All the talk from Britain’s Chief Secretary to the Treasury, Danny Alexander, is about rebalancing and getting the country’s public finances in order. All very important, of course, but what remains utterly depressing is the Coalition’s tax position. In an interview today, Alexander confirms that the Treasury is not thinking of reducing taxes on the middle-class and high earners. He says it as unlikely that there will be any tax reductions for the next five years.
Now there is nothing wrong with trying to get to grips with Britain’s £155billion budget deficit — unlike the U.S., Britain is taking decisive action to rein in public expenditure. But retaining the 50p top rate of tax and the higher 20 per cent rate of VAT, which kicks in next January, is going to do little to inspire the animal spirits and will only hold back economic growth — yes, it is the private sector that is going to be the engine to power the U.K. out of the doldrums, if it is allowed.
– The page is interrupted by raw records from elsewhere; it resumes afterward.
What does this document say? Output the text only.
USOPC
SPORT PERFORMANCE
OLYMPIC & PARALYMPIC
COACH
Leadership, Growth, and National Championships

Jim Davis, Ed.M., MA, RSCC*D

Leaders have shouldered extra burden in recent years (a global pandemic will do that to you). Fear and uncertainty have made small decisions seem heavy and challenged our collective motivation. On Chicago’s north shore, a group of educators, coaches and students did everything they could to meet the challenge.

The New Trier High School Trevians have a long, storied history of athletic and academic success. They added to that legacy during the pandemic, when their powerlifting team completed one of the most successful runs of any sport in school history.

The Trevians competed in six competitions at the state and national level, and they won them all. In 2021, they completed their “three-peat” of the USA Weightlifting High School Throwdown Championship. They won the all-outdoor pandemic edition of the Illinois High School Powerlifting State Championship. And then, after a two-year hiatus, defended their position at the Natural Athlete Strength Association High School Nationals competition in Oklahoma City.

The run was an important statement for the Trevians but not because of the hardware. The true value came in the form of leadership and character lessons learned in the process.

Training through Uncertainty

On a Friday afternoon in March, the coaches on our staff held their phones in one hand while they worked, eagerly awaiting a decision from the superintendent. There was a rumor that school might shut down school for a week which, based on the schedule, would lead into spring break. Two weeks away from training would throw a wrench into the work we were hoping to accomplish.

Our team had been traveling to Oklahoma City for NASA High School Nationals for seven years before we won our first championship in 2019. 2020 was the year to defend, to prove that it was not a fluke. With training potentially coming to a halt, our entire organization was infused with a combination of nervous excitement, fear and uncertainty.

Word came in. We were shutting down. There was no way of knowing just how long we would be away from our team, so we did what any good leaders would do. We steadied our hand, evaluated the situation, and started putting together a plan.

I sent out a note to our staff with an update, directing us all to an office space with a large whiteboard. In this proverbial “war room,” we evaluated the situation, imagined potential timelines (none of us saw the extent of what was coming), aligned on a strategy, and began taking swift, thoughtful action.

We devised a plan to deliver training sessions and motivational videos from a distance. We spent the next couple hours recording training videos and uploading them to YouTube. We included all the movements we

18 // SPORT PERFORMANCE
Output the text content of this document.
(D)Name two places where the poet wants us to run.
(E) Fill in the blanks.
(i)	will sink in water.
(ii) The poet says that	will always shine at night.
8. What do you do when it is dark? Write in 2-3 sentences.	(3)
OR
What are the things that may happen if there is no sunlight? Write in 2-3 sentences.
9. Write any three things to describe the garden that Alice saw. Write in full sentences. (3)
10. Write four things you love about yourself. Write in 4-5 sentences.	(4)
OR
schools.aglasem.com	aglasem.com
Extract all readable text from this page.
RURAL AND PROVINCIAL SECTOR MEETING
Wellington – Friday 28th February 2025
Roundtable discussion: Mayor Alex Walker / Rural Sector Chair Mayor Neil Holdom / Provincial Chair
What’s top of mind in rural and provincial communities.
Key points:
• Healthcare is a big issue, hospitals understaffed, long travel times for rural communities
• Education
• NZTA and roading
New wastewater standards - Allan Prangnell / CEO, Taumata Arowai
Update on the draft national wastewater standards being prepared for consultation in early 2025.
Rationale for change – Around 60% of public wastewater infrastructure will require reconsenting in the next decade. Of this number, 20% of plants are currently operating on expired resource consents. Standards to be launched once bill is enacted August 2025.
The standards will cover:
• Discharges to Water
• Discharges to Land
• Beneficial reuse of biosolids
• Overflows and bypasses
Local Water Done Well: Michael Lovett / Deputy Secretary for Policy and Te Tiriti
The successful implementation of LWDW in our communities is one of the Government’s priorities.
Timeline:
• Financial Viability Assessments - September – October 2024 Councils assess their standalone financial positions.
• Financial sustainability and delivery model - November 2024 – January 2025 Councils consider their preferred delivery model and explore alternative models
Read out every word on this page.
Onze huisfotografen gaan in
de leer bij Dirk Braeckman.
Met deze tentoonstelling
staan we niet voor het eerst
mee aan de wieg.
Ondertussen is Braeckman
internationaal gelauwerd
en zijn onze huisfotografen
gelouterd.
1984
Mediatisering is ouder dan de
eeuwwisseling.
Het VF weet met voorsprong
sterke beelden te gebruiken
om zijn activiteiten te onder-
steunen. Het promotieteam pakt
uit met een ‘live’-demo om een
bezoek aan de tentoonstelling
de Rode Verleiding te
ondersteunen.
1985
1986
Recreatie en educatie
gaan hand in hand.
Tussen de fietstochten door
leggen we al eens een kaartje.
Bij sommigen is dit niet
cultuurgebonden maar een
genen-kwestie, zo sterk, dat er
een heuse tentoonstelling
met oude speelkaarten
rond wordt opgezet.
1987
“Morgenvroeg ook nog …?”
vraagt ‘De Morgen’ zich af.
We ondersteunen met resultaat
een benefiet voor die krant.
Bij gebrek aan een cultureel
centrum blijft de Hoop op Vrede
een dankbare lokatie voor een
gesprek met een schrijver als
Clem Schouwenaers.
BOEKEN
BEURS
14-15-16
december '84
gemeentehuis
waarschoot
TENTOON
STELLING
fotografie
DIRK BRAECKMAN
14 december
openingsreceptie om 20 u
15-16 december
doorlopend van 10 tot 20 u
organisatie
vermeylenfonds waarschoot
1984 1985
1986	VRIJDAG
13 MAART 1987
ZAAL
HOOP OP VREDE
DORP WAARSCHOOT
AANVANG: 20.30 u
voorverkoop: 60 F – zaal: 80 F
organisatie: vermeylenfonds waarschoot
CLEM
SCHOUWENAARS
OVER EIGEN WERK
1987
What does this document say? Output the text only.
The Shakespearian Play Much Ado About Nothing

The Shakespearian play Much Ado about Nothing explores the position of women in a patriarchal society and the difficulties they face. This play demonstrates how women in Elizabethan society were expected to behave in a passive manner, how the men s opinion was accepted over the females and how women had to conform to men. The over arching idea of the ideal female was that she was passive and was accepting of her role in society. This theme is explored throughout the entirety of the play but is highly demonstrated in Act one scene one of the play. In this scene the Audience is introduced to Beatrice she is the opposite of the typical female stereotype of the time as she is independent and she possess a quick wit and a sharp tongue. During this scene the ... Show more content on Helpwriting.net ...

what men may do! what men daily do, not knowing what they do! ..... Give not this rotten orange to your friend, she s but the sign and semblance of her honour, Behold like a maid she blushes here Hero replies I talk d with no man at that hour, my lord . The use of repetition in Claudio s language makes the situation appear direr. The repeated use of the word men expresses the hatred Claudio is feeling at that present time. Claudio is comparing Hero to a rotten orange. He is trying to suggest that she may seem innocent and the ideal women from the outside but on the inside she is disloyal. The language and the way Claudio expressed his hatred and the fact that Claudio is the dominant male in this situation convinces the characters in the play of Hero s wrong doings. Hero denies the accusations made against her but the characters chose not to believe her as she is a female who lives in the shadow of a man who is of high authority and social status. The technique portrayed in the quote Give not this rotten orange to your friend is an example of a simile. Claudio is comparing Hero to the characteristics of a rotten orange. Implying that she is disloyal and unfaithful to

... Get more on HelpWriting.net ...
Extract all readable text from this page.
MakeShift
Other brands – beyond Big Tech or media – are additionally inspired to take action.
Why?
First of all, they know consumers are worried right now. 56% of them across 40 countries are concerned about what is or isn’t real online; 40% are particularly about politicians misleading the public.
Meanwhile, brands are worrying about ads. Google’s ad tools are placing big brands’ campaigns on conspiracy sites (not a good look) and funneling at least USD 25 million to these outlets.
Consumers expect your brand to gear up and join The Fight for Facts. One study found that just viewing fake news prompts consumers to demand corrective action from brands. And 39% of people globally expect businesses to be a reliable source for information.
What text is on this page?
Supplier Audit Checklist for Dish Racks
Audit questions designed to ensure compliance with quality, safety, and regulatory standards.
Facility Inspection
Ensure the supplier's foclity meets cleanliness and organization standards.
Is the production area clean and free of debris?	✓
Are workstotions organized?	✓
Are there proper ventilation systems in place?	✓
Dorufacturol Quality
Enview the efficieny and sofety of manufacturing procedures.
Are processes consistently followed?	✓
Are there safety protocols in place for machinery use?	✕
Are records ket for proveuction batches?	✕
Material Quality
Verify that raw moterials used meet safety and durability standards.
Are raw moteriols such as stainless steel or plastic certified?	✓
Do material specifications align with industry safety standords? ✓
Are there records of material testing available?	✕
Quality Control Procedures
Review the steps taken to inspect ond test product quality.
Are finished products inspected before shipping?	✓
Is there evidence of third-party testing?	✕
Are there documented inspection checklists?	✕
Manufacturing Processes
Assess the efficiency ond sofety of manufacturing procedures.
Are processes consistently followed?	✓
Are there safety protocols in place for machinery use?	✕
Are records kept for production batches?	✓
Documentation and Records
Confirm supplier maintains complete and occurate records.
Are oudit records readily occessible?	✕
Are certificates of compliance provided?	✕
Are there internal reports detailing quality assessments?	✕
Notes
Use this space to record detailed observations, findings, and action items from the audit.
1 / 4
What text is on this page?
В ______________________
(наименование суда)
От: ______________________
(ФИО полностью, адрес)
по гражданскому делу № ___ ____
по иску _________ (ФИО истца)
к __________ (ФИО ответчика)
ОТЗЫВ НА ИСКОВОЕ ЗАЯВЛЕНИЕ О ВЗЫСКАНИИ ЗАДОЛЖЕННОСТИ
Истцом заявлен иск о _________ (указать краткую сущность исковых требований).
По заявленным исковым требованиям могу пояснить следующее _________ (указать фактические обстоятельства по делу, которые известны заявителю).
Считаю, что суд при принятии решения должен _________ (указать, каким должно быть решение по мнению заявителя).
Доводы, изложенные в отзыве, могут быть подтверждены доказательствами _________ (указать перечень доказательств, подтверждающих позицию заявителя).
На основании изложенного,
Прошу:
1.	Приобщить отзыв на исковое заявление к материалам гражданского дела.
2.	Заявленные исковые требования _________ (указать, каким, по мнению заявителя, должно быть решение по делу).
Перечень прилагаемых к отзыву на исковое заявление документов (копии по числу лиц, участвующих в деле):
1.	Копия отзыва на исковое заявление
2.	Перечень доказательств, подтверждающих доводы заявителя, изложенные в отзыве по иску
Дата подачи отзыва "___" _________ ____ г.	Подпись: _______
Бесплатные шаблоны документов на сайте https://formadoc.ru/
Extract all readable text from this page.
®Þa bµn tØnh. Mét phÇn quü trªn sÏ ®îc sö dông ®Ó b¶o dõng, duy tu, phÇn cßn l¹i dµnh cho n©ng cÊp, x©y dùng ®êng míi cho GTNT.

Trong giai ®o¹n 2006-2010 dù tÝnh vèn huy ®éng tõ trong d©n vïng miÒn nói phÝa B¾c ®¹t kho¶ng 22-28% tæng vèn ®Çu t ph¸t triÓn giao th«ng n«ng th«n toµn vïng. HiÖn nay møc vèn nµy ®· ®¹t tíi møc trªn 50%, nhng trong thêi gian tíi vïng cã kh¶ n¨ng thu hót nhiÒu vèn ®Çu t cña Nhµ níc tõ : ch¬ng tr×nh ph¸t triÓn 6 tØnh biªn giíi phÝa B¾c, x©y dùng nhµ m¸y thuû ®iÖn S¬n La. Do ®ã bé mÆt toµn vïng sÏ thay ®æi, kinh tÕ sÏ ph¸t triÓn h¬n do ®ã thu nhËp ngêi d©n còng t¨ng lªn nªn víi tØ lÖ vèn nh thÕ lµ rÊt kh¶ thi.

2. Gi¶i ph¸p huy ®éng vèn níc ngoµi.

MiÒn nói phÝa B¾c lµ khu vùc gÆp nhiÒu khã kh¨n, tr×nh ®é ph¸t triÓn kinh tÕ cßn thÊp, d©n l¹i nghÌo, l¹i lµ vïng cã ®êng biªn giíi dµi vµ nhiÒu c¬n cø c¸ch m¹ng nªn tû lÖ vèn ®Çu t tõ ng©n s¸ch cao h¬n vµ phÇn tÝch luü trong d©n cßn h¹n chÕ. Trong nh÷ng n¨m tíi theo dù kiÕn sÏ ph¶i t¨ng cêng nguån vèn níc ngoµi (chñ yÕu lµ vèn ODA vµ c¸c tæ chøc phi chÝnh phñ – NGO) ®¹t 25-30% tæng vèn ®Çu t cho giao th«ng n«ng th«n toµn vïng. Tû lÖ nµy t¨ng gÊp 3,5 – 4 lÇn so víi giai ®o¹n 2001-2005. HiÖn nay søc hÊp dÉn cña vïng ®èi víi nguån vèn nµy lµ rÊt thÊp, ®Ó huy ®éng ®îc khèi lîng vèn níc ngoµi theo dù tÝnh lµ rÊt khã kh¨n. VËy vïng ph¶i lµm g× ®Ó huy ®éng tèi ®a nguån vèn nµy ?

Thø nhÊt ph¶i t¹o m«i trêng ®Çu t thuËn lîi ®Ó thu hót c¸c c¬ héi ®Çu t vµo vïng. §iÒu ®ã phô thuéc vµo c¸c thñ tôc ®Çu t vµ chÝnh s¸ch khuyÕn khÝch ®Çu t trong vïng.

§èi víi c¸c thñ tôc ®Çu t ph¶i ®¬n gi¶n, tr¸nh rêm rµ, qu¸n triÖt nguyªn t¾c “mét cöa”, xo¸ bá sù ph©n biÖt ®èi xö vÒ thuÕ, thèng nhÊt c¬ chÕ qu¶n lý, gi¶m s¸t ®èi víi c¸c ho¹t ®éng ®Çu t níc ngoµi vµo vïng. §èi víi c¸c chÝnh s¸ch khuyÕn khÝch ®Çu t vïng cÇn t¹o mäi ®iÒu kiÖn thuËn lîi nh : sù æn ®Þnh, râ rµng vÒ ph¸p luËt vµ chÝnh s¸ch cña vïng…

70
Politicians just seem intent on making the mistakes that worsened and prolonged the Great Depression back in the 1930s. As Arthur Laffer has noted: “The damage caused by high taxation during the Great Depression is the real lesson we should learn. A government simply cannot tax a country into prosperity.”
And some off-setting expenditure cuts? Don’t build the two new aircraft carriers and forget a Trident replacement!